Meet Sean Case, PhD Candidate in the American & New England Studies Program

Sean Case (he/him/his) is a PhD candidate in the American & New England Studies Program and a historian of U.S. foreign policy with the main interest of bridging the military history and diplomatic history subfields. His dissertation “To Balance the World: The Development of the U.S. International Interest, 1935 – 1963” engages with historical actors from a wide variety of professions, framing them as “intellectuals,” and their adoption of balance of power as the United States’ international interest. This past summer, Case interned at Partners in Health (PIH) as part of the Summer Graduate Internships in the Social Sciences program. This internship was designed to provide insights into the role of PIH as a non-governmental organization (NGO) within the international system, particularly as it advances health care as a fundamental human right. It was also set up to illustrate how PIH operates as a local institution of dedicated community health workers across multiple national sites. Learn more about Case in an exclusive interview with CISS communications intern Lily Belisle

Why does social science matter to you?

Social science still employs the best tools for understanding human interactions. In my dissertation work, I analyze intellectual networks through social theory. It enables me to understand my historical actors as they were: people deeply concerned with their world and fearful of the consequences of a third world war. If history can be applied to current events, then it is through those qualitative aspects of social science that it finds purchase in the contemporary.
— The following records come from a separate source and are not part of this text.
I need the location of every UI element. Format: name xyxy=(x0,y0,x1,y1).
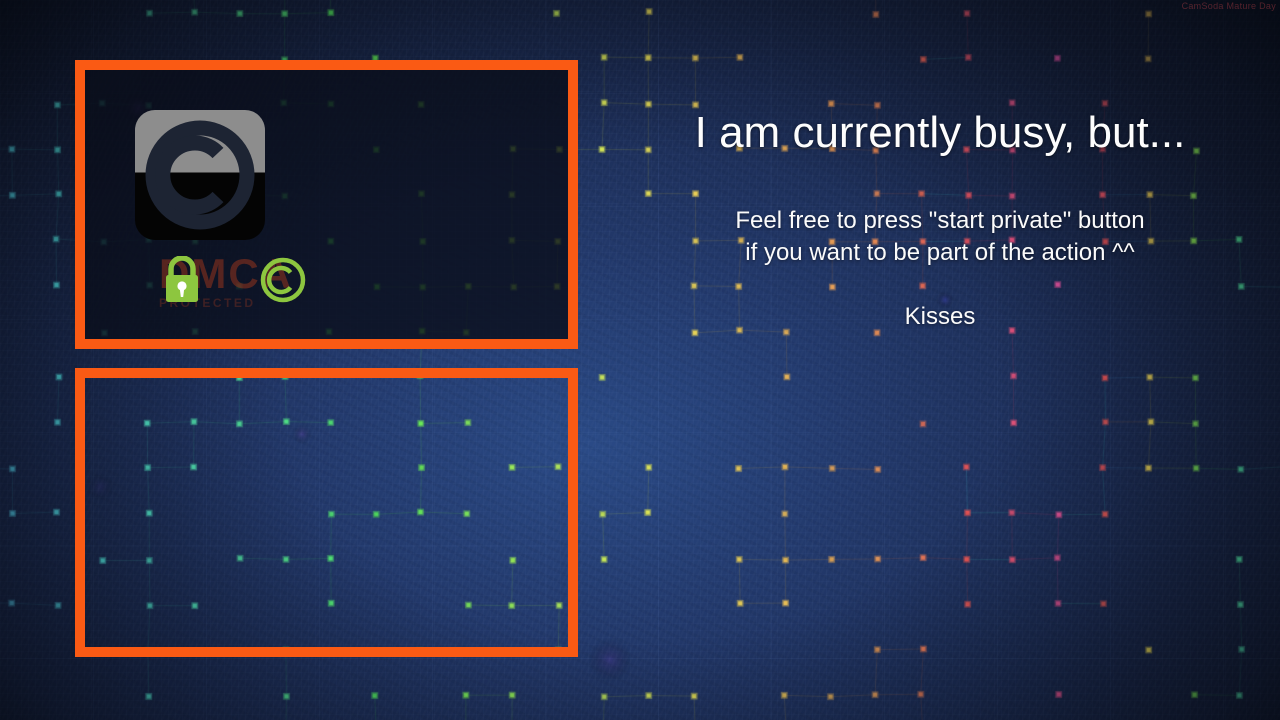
lock-icon xyxy=(163,256,201,309)
main-camera-frame[interactable]: DMCA PROTECTED xyxy=(75,60,578,349)
dmca-badge-cluster: DMCA PROTECTED xyxy=(135,110,335,330)
status-body-line-1: Feel free to press "start private" butto… xyxy=(640,205,1240,237)
copyright-icon xyxy=(259,256,307,309)
stream-screen: CamSoda Mature Day xyxy=(0,0,1280,720)
status-message-panel: I am currently busy, but... Feel free to… xyxy=(640,110,1240,331)
main-camera-surface: DMCA PROTECTED xyxy=(85,70,568,339)
copyright-tile-icon xyxy=(135,110,265,240)
status-body: Feel free to press "start private" butto… xyxy=(640,205,1240,269)
status-body-line-2: if you want to be part of the action ^^ xyxy=(640,237,1240,269)
status-signoff: Kisses xyxy=(640,303,1240,331)
secondary-camera-frame[interactable] xyxy=(75,368,578,657)
secondary-camera-surface xyxy=(85,378,568,647)
status-headline: I am currently busy, but... xyxy=(640,110,1240,157)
What did your summer internship entail? What were you involved in on a daily basis?

I served as the project manager for the community health landscape analysis for the Partners in Health (PIH) Strategic Information Systems team. My responsibilities entailed crafting a questionnaire for interviews with community health leadership at PIH sites in Mexico, Liberia, Sierra Leone, Haiti, and Malawi. I then conducted those interviews which enabled me to survey the common and distinct priorities and challenges across sites. Community health workers perform necessary and urgent care for the minds and bodies of their communities. The interviews ultimately granted me a deeper and more holistic understanding of PIH’s mission to provide a preferential option for the poor in health care.

How do you see this internship impacting your professional development/ academic career moving forward?
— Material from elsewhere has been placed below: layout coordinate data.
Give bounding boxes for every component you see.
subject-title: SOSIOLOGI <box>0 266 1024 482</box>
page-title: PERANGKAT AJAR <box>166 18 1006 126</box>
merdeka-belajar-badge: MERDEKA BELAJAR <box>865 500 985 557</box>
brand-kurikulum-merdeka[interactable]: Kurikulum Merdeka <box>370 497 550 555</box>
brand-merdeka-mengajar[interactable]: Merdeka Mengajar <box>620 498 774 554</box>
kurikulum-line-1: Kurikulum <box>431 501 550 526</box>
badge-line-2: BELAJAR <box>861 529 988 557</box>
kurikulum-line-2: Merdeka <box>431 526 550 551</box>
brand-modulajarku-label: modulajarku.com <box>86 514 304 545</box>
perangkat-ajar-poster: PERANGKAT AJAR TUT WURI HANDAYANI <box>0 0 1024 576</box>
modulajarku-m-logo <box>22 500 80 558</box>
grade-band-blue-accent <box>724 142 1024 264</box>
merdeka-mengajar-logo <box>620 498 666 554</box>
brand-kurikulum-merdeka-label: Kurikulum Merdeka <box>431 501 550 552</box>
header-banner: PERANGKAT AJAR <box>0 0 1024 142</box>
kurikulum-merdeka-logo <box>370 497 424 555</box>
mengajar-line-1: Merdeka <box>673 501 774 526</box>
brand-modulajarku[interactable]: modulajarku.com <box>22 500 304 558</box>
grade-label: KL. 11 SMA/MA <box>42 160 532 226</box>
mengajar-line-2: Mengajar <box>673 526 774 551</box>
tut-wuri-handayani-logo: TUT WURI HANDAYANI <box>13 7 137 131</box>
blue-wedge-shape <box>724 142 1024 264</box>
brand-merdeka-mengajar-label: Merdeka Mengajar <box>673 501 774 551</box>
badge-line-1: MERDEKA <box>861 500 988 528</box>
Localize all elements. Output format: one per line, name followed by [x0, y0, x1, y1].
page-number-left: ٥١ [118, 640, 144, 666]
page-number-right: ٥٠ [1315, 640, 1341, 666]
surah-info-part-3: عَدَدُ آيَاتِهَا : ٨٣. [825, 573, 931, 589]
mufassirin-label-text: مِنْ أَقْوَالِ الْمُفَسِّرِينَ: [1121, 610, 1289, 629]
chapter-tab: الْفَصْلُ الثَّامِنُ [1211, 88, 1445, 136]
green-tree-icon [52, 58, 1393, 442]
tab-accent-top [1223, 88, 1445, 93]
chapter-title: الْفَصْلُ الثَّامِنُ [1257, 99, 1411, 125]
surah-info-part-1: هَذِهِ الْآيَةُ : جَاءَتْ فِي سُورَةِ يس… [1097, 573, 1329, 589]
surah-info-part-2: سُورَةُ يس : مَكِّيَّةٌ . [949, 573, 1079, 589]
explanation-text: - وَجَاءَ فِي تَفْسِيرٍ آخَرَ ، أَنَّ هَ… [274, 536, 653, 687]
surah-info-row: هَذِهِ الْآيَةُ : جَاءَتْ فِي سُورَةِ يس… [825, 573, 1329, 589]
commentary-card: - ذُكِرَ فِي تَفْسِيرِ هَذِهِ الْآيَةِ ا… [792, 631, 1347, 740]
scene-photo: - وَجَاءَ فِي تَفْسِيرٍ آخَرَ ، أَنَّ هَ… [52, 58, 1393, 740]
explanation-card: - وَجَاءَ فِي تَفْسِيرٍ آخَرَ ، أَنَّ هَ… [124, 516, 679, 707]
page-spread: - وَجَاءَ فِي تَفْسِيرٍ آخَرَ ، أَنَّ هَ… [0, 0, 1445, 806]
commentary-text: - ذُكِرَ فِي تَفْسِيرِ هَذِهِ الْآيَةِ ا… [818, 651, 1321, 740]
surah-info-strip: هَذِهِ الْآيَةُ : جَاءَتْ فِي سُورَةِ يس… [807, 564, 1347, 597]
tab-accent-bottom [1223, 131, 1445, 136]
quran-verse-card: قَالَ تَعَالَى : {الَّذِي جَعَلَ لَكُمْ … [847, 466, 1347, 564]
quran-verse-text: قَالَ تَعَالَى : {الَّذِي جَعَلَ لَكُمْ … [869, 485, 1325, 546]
My academic work so often focuses on the theoretical or the abstract. Such is the consequence of working with ideas. My internship, however, brought the insights only offered by practical applications, particularly as it pertains to the quality and quantity of human life. It made me realize how my interests increasingly steer me toward policy relevance. Whether that leads to an academic career or an academic-adjacent one remains to be seen. I am grateful beyond words for how this internship introduced me to international care. I have so much more to learn, and I look forward to learning more about it.